In 1998, at the height of its popularity, two unknown people who had just created Google contacted the executives of AltaVista to sell them their “pagerank” for 1 million dollars : An algorithm that established the relevance of pages to improve the quality of search results. In a decision that cost them their stay in business, AltaVista executives decided to pass on the offer. Yahoo acquired AltaVista in 2003 and deactivated it in 2013, the same time that Google turned 15 and achieved net income of $12 billion a year.
before and after facebook
Facebook is another iconic case of how a good idea can completely wipe out its predecessors. Friendster, for example, reached 90 million users and MySpace was the most visited page in the world in 2008. But that year Facebook opened its registry and anyone could open their profile without having to paste HTML codes. The inability to evolve put MySpace out of business, while Facebook has an estimated net worth of $320 billion in 2023. Is it possible for new cryptocurrencies to repeat this story with bitcoin?

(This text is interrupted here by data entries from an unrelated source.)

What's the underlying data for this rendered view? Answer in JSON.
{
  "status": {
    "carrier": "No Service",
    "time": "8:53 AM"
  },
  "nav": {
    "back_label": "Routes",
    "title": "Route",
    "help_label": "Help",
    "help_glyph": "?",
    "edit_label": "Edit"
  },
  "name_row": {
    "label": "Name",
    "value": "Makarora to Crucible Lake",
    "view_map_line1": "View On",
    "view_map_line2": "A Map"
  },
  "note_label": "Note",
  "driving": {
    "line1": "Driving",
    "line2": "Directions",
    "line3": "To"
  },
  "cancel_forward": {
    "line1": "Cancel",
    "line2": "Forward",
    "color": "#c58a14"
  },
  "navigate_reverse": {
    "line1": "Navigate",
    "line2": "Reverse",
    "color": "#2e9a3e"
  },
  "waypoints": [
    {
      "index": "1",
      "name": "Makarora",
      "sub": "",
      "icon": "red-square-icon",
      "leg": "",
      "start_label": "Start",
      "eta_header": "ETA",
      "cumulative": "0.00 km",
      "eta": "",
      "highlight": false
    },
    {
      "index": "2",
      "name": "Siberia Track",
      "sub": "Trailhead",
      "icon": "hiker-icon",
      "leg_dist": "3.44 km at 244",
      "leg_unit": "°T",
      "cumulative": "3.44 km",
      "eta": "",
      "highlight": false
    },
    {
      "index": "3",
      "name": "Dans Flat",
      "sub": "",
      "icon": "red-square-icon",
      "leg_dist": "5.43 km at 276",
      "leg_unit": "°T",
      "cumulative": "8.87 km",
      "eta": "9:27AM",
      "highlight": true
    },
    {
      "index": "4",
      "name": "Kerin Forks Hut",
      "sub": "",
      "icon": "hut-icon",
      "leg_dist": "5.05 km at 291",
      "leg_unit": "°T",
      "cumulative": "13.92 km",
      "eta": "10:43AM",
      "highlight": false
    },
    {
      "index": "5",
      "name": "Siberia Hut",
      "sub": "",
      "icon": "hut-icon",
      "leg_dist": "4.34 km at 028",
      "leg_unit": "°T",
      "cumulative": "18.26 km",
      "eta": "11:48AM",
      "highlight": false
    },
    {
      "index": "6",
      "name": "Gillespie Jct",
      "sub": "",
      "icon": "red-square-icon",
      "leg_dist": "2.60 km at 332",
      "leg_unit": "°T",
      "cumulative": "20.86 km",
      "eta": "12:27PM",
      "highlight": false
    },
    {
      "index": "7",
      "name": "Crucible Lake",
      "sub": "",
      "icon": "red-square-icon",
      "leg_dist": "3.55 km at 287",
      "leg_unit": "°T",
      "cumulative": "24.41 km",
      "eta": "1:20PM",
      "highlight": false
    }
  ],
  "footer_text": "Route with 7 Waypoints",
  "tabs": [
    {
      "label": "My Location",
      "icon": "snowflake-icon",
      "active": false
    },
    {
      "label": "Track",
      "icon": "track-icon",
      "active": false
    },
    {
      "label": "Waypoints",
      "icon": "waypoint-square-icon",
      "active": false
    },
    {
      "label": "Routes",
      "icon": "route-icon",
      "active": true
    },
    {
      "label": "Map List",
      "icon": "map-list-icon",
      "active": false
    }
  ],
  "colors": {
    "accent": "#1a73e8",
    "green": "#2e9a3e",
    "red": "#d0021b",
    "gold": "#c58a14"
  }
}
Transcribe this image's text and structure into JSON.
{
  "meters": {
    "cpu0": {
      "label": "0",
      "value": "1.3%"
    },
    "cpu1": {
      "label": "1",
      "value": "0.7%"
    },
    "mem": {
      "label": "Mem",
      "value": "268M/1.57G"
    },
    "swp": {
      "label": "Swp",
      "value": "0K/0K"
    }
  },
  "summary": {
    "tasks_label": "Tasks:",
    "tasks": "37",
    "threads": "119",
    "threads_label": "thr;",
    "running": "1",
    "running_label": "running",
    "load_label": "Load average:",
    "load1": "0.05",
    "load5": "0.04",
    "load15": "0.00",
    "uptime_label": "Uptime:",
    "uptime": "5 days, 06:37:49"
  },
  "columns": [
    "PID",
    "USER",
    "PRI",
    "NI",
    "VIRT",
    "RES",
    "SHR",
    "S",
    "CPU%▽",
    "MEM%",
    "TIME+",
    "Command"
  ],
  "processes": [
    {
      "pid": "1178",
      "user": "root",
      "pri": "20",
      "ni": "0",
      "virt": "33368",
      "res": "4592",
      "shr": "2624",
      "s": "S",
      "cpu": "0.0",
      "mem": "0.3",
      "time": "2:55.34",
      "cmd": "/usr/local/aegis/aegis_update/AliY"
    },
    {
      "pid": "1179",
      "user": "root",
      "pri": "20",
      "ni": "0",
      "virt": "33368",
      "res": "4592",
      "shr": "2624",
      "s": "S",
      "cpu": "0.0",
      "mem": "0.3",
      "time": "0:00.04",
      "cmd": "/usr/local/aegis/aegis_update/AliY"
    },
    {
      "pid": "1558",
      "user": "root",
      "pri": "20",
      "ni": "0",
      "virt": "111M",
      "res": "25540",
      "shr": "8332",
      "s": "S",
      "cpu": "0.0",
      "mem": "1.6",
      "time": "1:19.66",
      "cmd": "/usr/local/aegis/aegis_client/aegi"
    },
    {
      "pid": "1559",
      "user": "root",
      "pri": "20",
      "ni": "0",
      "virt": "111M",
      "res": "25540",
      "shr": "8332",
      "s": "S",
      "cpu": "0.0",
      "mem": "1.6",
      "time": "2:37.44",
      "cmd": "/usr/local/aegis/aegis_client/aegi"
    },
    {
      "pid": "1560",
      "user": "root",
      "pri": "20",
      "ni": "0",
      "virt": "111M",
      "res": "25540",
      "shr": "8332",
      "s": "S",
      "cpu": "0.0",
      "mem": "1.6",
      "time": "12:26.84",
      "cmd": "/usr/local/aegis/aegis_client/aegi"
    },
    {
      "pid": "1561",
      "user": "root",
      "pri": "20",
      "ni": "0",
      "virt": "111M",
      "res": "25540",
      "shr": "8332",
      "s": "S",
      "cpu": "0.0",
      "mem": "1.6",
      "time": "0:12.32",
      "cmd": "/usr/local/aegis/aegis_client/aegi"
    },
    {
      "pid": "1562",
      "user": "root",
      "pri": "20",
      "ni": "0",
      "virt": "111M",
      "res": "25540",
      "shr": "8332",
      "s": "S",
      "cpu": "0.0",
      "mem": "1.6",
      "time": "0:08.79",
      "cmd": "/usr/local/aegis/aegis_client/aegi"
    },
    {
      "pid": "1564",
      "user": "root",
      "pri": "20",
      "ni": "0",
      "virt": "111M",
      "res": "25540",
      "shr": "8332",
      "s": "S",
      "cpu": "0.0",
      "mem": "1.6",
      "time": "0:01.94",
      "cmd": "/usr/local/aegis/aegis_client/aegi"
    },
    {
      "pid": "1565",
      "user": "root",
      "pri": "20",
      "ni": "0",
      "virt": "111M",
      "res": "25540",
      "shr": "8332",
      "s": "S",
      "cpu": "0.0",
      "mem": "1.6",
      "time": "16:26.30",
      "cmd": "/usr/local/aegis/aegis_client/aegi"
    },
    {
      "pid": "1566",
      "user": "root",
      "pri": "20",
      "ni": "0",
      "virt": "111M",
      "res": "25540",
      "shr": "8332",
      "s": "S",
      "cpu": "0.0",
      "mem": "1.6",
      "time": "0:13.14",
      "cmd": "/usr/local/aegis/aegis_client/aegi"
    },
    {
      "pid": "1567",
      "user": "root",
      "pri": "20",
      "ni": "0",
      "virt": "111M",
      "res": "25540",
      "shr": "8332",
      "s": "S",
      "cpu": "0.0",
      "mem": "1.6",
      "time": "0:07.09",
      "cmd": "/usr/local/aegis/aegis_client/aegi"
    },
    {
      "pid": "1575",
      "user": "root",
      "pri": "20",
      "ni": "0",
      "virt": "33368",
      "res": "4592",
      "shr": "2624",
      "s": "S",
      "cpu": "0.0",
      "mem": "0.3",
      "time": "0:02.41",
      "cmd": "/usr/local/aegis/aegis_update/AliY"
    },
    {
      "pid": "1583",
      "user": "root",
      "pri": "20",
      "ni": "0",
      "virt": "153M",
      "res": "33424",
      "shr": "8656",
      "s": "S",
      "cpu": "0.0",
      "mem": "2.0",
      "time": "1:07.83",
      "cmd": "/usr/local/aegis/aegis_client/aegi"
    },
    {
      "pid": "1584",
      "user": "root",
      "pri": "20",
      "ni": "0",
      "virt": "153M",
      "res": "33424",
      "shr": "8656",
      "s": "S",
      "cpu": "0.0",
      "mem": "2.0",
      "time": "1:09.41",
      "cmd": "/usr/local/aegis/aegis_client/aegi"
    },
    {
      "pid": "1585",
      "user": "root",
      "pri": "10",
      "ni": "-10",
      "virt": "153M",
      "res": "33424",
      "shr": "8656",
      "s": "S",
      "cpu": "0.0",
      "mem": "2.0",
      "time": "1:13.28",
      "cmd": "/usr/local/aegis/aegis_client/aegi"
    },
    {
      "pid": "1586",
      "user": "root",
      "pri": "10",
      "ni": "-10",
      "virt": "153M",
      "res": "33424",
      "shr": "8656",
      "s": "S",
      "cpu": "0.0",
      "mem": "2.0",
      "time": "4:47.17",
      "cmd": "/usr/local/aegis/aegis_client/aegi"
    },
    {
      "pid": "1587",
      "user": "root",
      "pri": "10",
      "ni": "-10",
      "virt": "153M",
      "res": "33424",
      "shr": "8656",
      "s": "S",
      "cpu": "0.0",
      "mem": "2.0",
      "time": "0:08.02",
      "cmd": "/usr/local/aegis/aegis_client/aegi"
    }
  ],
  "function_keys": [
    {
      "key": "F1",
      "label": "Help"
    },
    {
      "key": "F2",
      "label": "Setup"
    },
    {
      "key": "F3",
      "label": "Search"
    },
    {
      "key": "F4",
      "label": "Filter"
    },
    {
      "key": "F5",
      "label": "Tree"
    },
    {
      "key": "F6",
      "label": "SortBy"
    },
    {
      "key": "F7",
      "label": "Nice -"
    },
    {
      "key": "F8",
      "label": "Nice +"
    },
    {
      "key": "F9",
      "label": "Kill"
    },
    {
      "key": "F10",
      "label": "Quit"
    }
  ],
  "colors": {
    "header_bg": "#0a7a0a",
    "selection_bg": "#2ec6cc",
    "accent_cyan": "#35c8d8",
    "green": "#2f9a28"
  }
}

Like MySpace or Altavista, many tokens and exchanges have succumbed to their own limitations during the crypto crash. Therefore, the cryptocurrency markets advance at a “flight towards quality”, declared to CNBC Mathew McDermott, Global Head of Digital Assets at Goldman Sachs. With crypto values falling in 2022, the trend is not to stop investing in them nor predict its end but to bet on a second generation that addresses the challenges that have arisen.
In that line, the International Monetary Fund (IMF) warned of the need to protect investments: “Stronger financial regulation and supervision, and the development of global standards, can help address many concerns about crypto assets.”. The idea of this body is that governments “quickly manage the risks of cryptocurrencies without stifling innovation.” It is there when second-generation cryptocurrencies, which are backed by assets, emerge as the perfect alternative to bitcoin’s volatility.